The Bank of England’s Gertjan Vlieghe made his comments over the weekend and follow remarks along a similar vein from Mark Carney, the Governor of the Bank of England on Thursday last week. The speeches from the two central bankers seem to imply the Bank of England is moving off its neutral stance and preparing more monetary stimulus. This is perhaps not so surprising given the extra stimulus added in Europe and the United States last year. While some uncertainty has been reduced around Britain’s departure from the European Union after last month’s election, the future trading relationship is still up in the air.

The thought process at the Bank of England appears to be that monetary policy (including cutting interest rates and the purchase of government bonds) may need to be eased if a post-Brexit recovery never happens. Financial markets are now priced to indicate 50 basis points (0.5%) of interest rate cuts this year. That would leave the benchmark UK interest rate at a record low of 0%.
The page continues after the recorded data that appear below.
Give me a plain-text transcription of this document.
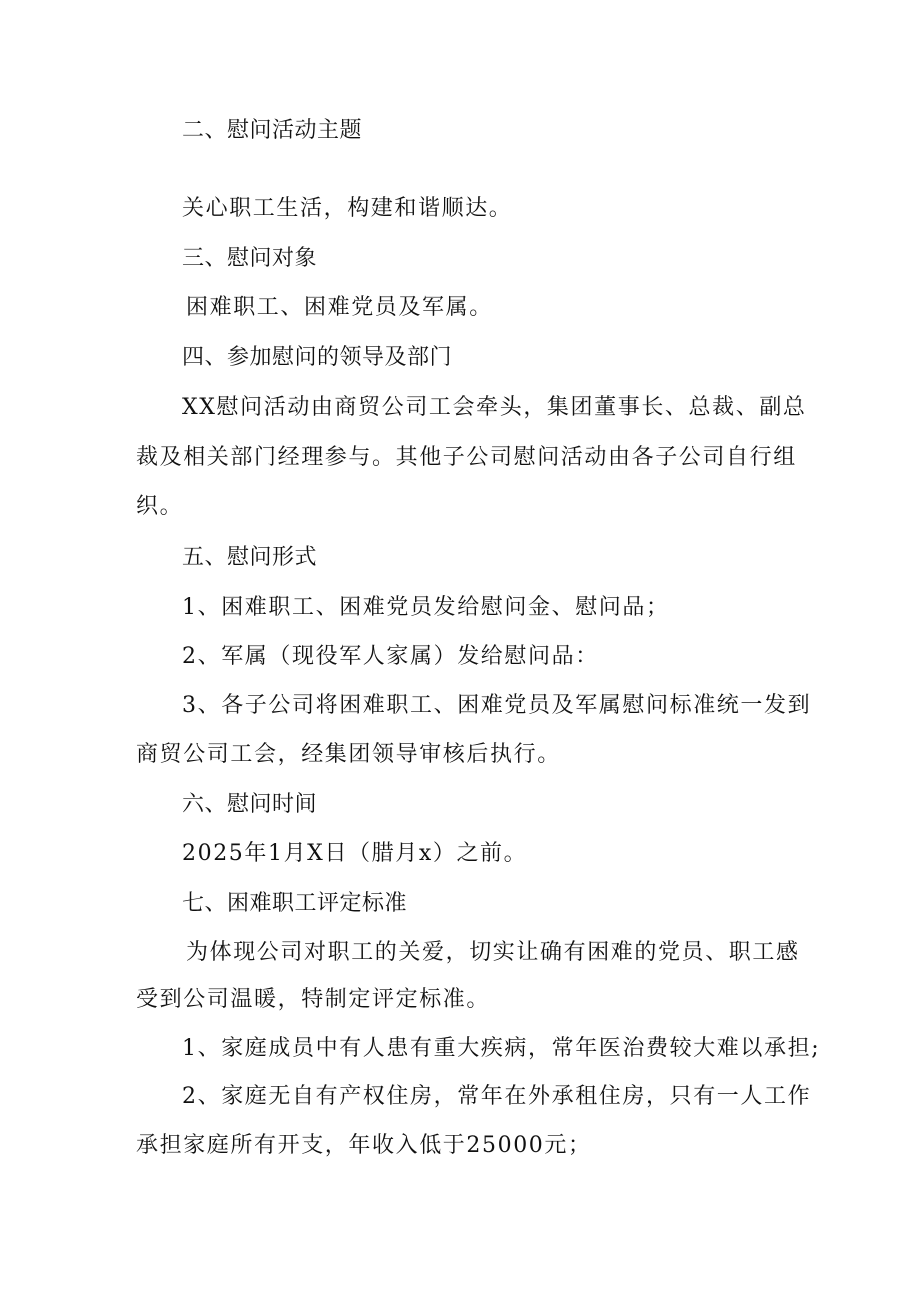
二、慰问活动主题
关心职工生活，构建和谐顺达。
三、慰问对象
困难职工、困难党员及军属。
四、参加慰问的领导及部门
XX慰问活动由商贸公司工会牵头，集团董事长、总裁、副总
裁及相关部门经理参与。其他子公司慰问活动由各子公司自行组
织。
五、慰问形式
1、困难职工、困难党员发给慰问金、慰问品；
2、军属（现役军人家属）发给慰问品：
3、各子公司将困难职工、困难党员及军属慰问标准统一发到
商贸公司工会，经集团领导审核后执行。
六、慰问时间
2025年1月X日（腊月x）之前。
七、困难职工评定标准
为体现公司对职工的关爱，切实让确有困难的党员、职工感
受到公司温暖，特制定评定标准。
1、家庭成员中有人患有重大疾病，常年医治费较大难以承担;
2、家庭无自有产权住房，常年在外承租住房，只有一人工作
承担家庭所有开支，年收入低于25000元；
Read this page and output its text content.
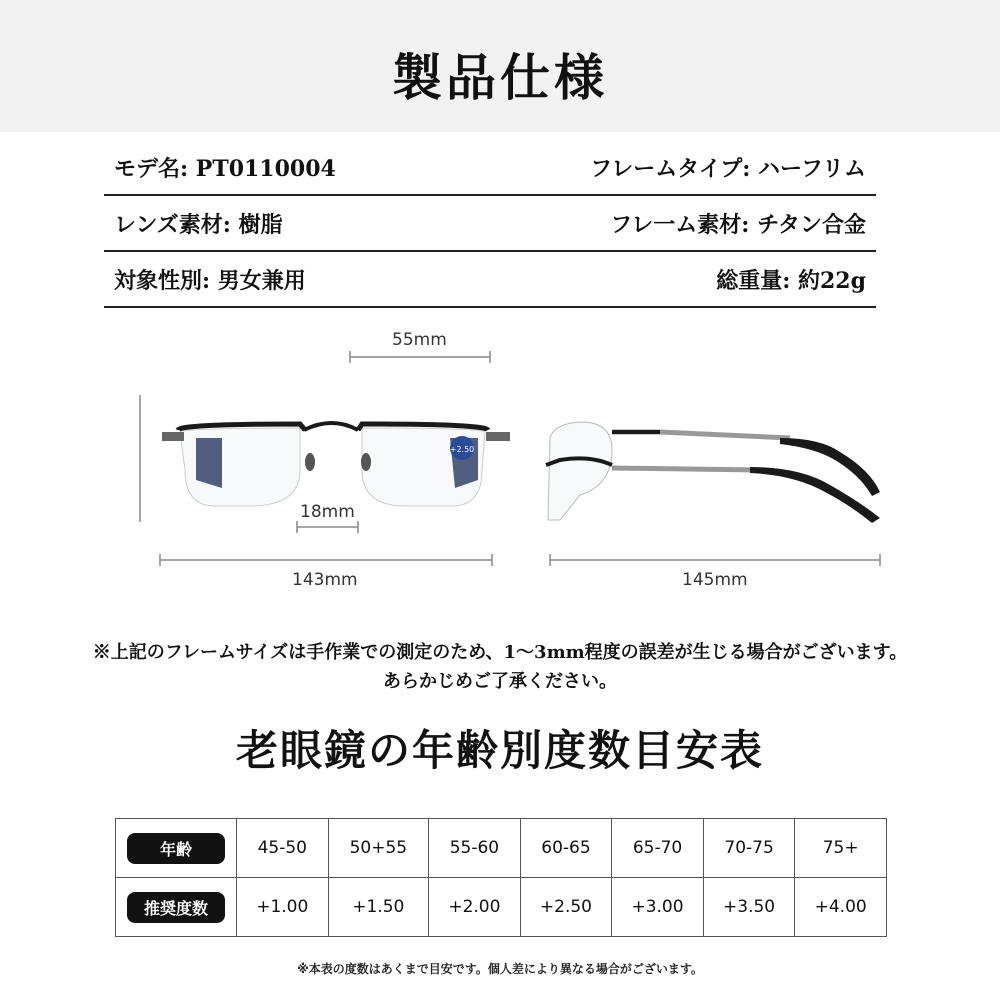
製品仕様
モデ名: PT0110004	フレームタイプ: ハーフリム
レンズ素材: 樹脂	フレ一ム素材: チタン合金
対象性別: 男女兼用	総重量: 約22g
+2.50
55mm
18mm
143mm	145mm
※上記のフレームサイズは手作業での測定のため、1～3mm程度の誤差が生じる場合がございます。
あらかじめご了承ください。
老眼鏡の年齢別度数目安表
年齢	45-50	50+55	55-60	60-65	65-70	70-75	75+
推奨度数	+1.00	+1.50	+2.00	+2.50	+3.00	+3.50	+4.00
※本表の度数はあくまで目安です。個人差により異なる場合がございます。
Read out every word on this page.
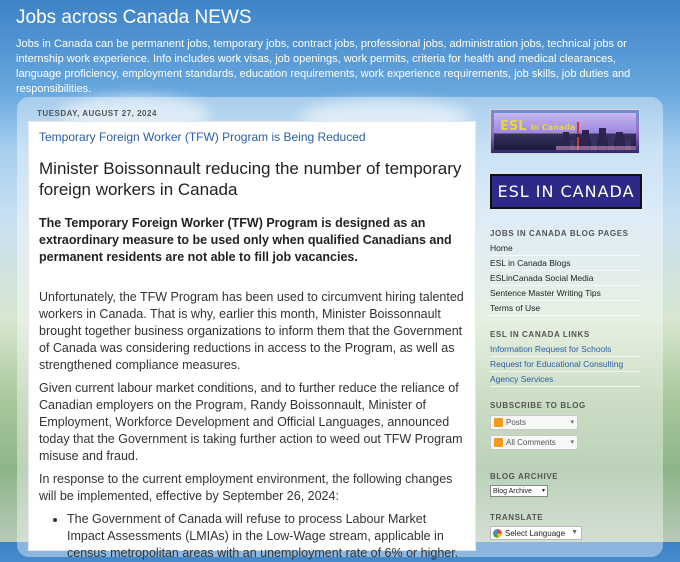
Jobs across Canada NEWS

Jobs in Canada can be permanent jobs, temporary jobs, contract jobs, professional jobs, administration jobs, technical jobs or internship work experience. Info includes work visas, job openings, work permits, criteria for health and medical clearances, language proficiency, employment standards, education requirements, work experience requirements, job skills, job duties and responsibilities.

TUESDAY, AUGUST 27, 2024
Temporary Foreign Worker (TFW) Program is Being Reduced
Minister Boissonnault reducing the number of temporary foreign workers in Canada
The Temporary Foreign Worker (TFW) Program is designed as an extraordinary measure to be used only when qualified Canadians and permanent residents are not able to fill job vacancies.

Unfortunately, the TFW Program has been used to circumvent hiring talented workers in Canada. That is why, earlier this month, Minister Boissonnault brought together business organizations to inform them that the Government of Canada was considering reductions in access to the Program, as well as strengthened compliance measures.

Given current labour market conditions, and to further reduce the reliance of Canadian employers on the Program, Randy Boissonnault, Minister of Employment, Workforce Development and Official Languages, announced today that the Government is taking further action to weed out TFW Program misuse and fraud.

In response to the current employment environment, the following changes will be implemented, effective by September 26, 2024:

• The Government of Canada will refuse to process Labour Market Impact Assessments (LMIAs) in the Low-Wage stream, applicable in census metropolitan areas with an unemployment rate of 6% or higher.
ESL in Canada
ESL IN CANADA
JOBS IN CANADA BLOG PAGES
Home
ESL in Canada Blogs
ESLinCanada Social Media
Sentence Master Writing Tips
Terms of Use
ESL IN CANADA LINKS
Information Request for Schools
Request for Educational Consulting
Agency Services
SUBSCRIBE TO BLOG
Posts	▾
All Comments ▾
BLOG ARCHIVE
Blog Archive ▾
TRANSLATE
Select Language ▼
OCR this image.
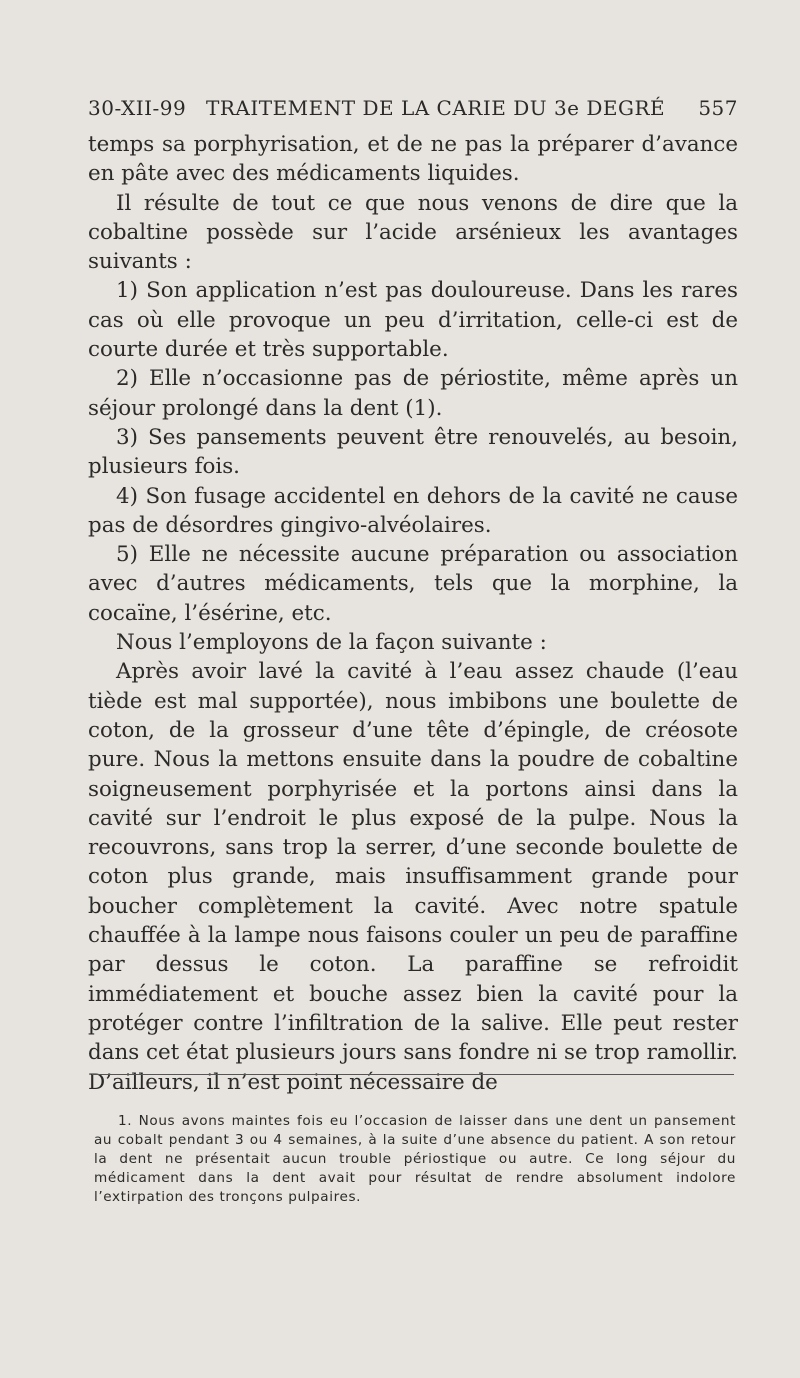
30-XII-99 TRAITEMENT DE LA CARIE DU 3e DEGRÉ 557

temps sa porphyrisation, et de ne pas la préparer d’avance en pâte avec des médicaments liquides.

Il résulte de tout ce que nous venons de dire que la cobaltine possède sur l’acide arsénieux les avantages suivants :

1) Son application n’est pas douloureuse. Dans les rares cas où elle provoque un peu d’irritation, celle-ci est de courte durée et très supportable.

2) Elle n’occasionne pas de périostite, même après un séjour prolongé dans la dent (1).

3) Ses pansements peuvent être renouvelés, au besoin, plusieurs fois.

4) Son fusage accidentel en dehors de la cavité ne cause pas de désordres gingivo-alvéolaires.

5) Elle ne nécessite aucune préparation ou association avec d’autres médicaments, tels que la morphine, la cocaïne, l’ésérine, etc.

Nous l’employons de la façon suivante :

Après avoir lavé la cavité à l’eau assez chaude (l’eau tiède est mal supportée), nous imbibons une boulette de coton, de la grosseur d’une tête d’épingle, de créosote pure. Nous la mettons ensuite dans la poudre de cobaltine soigneusement porphyrisée et la portons ainsi dans la cavité sur l’endroit le plus exposé de la pulpe. Nous la recouvrons, sans trop la serrer, d’une seconde boulette de coton plus grande, mais insuffisamment grande pour boucher complètement la cavité. Avec notre spatule chauffée à la lampe nous faisons couler un peu de paraffine par dessus le coton. La paraffine se refroidit immédiatement et bouche assez bien la cavité pour la protéger contre l’infiltration de la salive. Elle peut rester dans cet état plusieurs jours sans fondre ni se trop ramollir. D’ailleurs, il n’est point nécessaire de

1. Nous avons maintes fois eu l’occasion de laisser dans une dent un pansement au cobalt pendant 3 ou 4 semaines, à la suite d’une absence du patient. A son retour la dent ne présentait aucun trouble périostique ou autre. Ce long séjour du médicament dans la dent avait pour résultat de rendre absolument indolore l’extirpation des tronçons pulpaires.
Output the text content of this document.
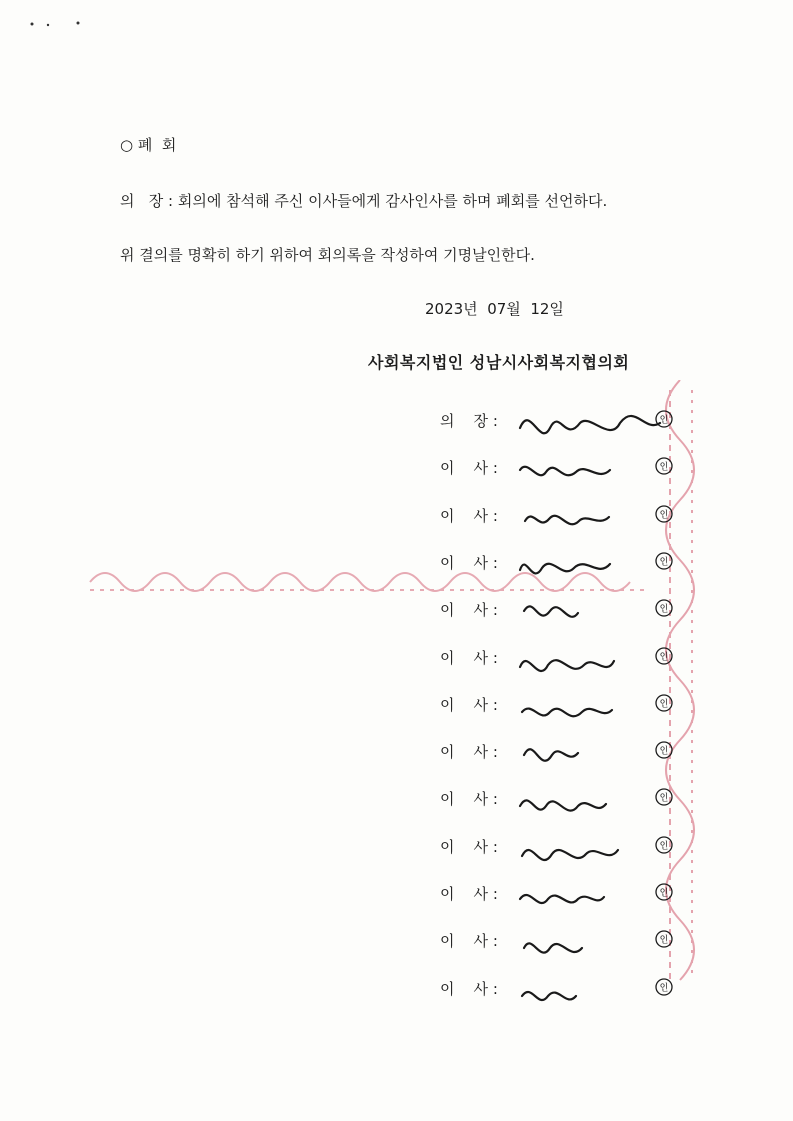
○ 폐  회
의   장 : 회의에 참석해 주신 이사들에게 감사인사를 하며 폐회를 선언하다.
위 결의를 명확히 하기 위하여 회의록을 작성하여 기명날인한다.
2023년  07월  12일
사회복지법인 성남시사회복지협의회
의    장 :	인
이    사 :	인
이    사 :	인
이    사 :	인
이    사 :	인
이    사 :	인
이    사 :	인
이    사 :	인
이    사 :	인
이    사 :	인
이    사 :	인
이    사 :	인
이    사 :	인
The release of disappointing UK industrial production for November added to bearish sentiment towards Sterling. A surprise contraction of -1.2% month-over-month against expectations of a  smaller -0.1% m/m decline deepened worry about the health of UK industrial productivity. Manufacturing production was disappointing too, dropping sharply by -1.7% m/m against expectations of a -0.3% drop.

The euro

The euro rose after an official from the German Bundesbank put Eurozone economic growth at 1.1% in 2020 in a talk given in Hong Kong on Monday. Burkhard Balz said that European economic growth would be supported by fiscal easing  this year and monetary easing which started at the end of last year.